I'm oversimplifying it here, but the macro process is taking some known attributes and mapping them to what you are observing. For example, if you can detect people, and you know the average height of a person, you can compute where your horizon is, and where you should (or shouldn't) expect to see people in the FOV. You can do this with cameras, lidar, etc.

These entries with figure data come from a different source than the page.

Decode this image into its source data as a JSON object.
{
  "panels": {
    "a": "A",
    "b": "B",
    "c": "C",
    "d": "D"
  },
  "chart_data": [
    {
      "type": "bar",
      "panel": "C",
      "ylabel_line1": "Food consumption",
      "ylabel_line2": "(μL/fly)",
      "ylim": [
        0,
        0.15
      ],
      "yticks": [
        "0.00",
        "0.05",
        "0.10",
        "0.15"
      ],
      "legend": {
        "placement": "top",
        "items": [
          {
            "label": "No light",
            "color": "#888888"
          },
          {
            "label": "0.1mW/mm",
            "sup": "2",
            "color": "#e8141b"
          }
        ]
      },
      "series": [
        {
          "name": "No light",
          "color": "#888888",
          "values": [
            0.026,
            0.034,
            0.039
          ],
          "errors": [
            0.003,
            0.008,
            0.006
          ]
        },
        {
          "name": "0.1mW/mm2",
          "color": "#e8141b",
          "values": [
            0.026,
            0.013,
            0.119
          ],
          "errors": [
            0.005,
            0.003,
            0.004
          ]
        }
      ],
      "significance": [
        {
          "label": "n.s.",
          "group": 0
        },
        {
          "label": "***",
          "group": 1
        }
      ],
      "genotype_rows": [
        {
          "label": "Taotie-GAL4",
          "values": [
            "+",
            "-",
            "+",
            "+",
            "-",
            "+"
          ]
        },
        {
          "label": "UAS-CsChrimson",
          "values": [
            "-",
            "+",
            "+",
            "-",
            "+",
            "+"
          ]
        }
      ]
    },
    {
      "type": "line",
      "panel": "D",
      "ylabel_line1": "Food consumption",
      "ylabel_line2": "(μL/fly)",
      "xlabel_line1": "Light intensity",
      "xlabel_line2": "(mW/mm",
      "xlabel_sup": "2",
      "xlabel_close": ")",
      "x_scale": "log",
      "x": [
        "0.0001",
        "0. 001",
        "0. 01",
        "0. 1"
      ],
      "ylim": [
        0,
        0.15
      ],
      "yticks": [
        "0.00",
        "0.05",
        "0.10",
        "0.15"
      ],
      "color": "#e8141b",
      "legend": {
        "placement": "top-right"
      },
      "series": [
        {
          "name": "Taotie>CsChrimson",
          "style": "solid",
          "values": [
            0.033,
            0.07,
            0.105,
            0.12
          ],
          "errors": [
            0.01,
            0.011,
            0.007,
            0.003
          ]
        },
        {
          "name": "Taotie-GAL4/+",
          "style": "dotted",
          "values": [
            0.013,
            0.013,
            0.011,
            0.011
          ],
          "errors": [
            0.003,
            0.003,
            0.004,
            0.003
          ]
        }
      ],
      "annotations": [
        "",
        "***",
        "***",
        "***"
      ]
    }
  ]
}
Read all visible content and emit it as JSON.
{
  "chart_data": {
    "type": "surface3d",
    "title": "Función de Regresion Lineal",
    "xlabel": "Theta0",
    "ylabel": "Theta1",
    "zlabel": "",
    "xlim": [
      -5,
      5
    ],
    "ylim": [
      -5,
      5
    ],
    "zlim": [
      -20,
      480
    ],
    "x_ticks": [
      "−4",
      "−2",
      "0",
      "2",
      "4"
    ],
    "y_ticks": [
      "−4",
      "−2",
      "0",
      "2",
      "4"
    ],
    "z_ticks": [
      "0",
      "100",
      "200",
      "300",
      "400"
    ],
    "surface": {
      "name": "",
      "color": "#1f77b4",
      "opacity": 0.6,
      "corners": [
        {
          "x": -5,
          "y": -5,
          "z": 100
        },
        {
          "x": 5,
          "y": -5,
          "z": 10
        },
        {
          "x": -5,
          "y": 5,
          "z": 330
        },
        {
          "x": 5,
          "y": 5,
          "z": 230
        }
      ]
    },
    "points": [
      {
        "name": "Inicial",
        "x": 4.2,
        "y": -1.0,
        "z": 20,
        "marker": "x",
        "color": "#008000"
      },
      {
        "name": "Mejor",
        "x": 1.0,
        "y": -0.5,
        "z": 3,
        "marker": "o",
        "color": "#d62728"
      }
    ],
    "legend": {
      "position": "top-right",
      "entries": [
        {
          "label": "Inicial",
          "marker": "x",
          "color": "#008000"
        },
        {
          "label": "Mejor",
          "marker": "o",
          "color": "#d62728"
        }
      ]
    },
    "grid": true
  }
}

When you have multiple sensors you can do a lot more to have them all sample an object in their own ways and converge on agreement of where they are relative to each other and the object.
I see no reason that LiDAR couldn’t participate in a similar algorithm.
A bigger issue would be knowing the shape of the car to avoid clipping an obstacle.
At some point, with enough sensor suites, we might be able to generalize better and have effective lower(?)-shot training for self-calibration of sensor suites.
I think the real reason why Tesla is known to require 10-minute calibration drive is, they shipped APHW2 long before the software matured, so they needed means to do it after the cars were shipped "blank". Other manufacturers only ship finalized hardware and software, and so they don't need a scalable tool-free calibration method.
Anyways, my point is that, Tesla cars need calibrations like anything else. This is same for any multi sensor SLAM systems, whether it uses sets of color cameras or laser spinny thingy or laser flash cameras or laser flash color camera thingy or combinations thereof.